O fato interessante: o parasita de uma só célula Toxoplasma gondii é capaz de manipular com sutileza a mente de criaturas bem mais complexas que ele. Para ser mais preciso, o microrganismo consegue fazer com que ratos e camundongos percam um dos medos mais profundos dos roedores, o temor de gatos.
Há tempos os cientistas suspeitavam que o micróbio, causador da toxoplasmose, fosse capaz dessa proeza. Outros trabalhos com roedores sugeriam que os bichinhos ficavam estranhamente destemidos quando eram contaminados pelo T. gondii. Agora, porém, a equipe capitaneada por Ajai Vyas, da Universidade Stanford (Califórnia, EUA), mostrou que esse efeito é específico. Ou seja: o microrganismo não mexe simplesmente com a capacidade dos hospedeiros de sentir medo, mas sim única e exclusivamente com o medo de felinos.
Produzir roedores que encarem qualquer bichano faz todo o sentido para o causador da toxoplasmose. O micróbio tem um ciclo de vida complicado, durante o qual ele pode passar pelo organismo de diversos mamíferos, inclusive o homem. No entanto, ele desenvolveu uma relação especial com os felinos ao longo da evolução: só consegue se reproduzir de forma sexuada no intestino deles.
Quando os bichanos defecam, suas fezes podem espalhar o T. gondii para outros animais. Mas o objetivo e a obsessão da criatura (se é que se pode usar a frase a respeito de algo que não tem cérebro) é sempre voltar para as tripas de algum gato. Assim, é do interesse do microrganismo que seu hospedeiro temporário (um rato ou camundongo, por exemplo) não tenha medo de gatos, para que possa ser devorado com mais facilidade por algum felino.
Destemor específico
Vyas e seus colegas mostram com riqueza de detalhes que é exatamente isso que está acontecendo. Eles infectaram alguns ratos e camundongos (sim, são espécies diferentes de roedor) com o parasita, enquanto grupos de tamanho igual foram mantidos sãos.
O causador da toxoplasmose é um micróbio relativamente benigno, normalmente se alojando em cistos inofensivos no corpo do hospedeiro. E, conforme eles esperavam, a infecção não teve efeitos significativos sobre a saúde dos animais.
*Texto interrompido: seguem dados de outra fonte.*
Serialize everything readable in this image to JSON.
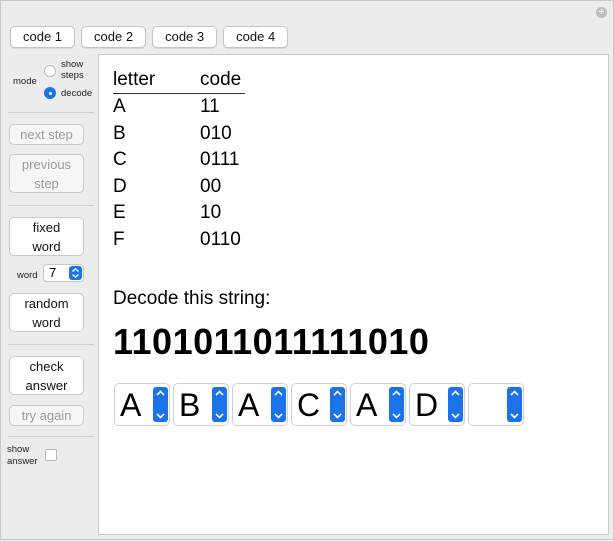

Depois, eles expuseram os bichos à urina de gato e, para comparação, à urina de coelho. Conforme o esperado, roedores normais não suportavam o cheiro do líquido, enquanto os infectados chegavam a se mostrar atraídos pelo xixi felino.
Mas isso ainda não provava que o destemor era específico, e não geral. Os pesquisadores usaram choques elétricos em ambos os grupos - jeito padrão de induzir medo em animais de laboratório - e verificaram que os ratos infectados eram tão capazes de sentir medo "genérico" quanto os demais. A capacidade de aprender dos bichos com T. gondii aparentemente também não foi afetada.
Como fecho do trabalho, os pesquisadores sacrificaram os roedores e examinaram o cérebro dos infectados.
Descobriram que o parasita se encontra em cistos por todo o órgão, mas sua concentração é cerca de duas vezes maior que a média na amígdala (não confundir com a da garganta), uma estrutura em forma de amêndoa que está associada ao aprendizado emocional em mamíferos. É provável, portanto, que o microrganismo consiga manipular os roedores agindo sobre essa região cerebral, embora o mecanismo exato desse processo ainda seja um mistério.
O estudo está na edição desta semana da prestigiosa revista científica "PNAS", dos Estados Unidos.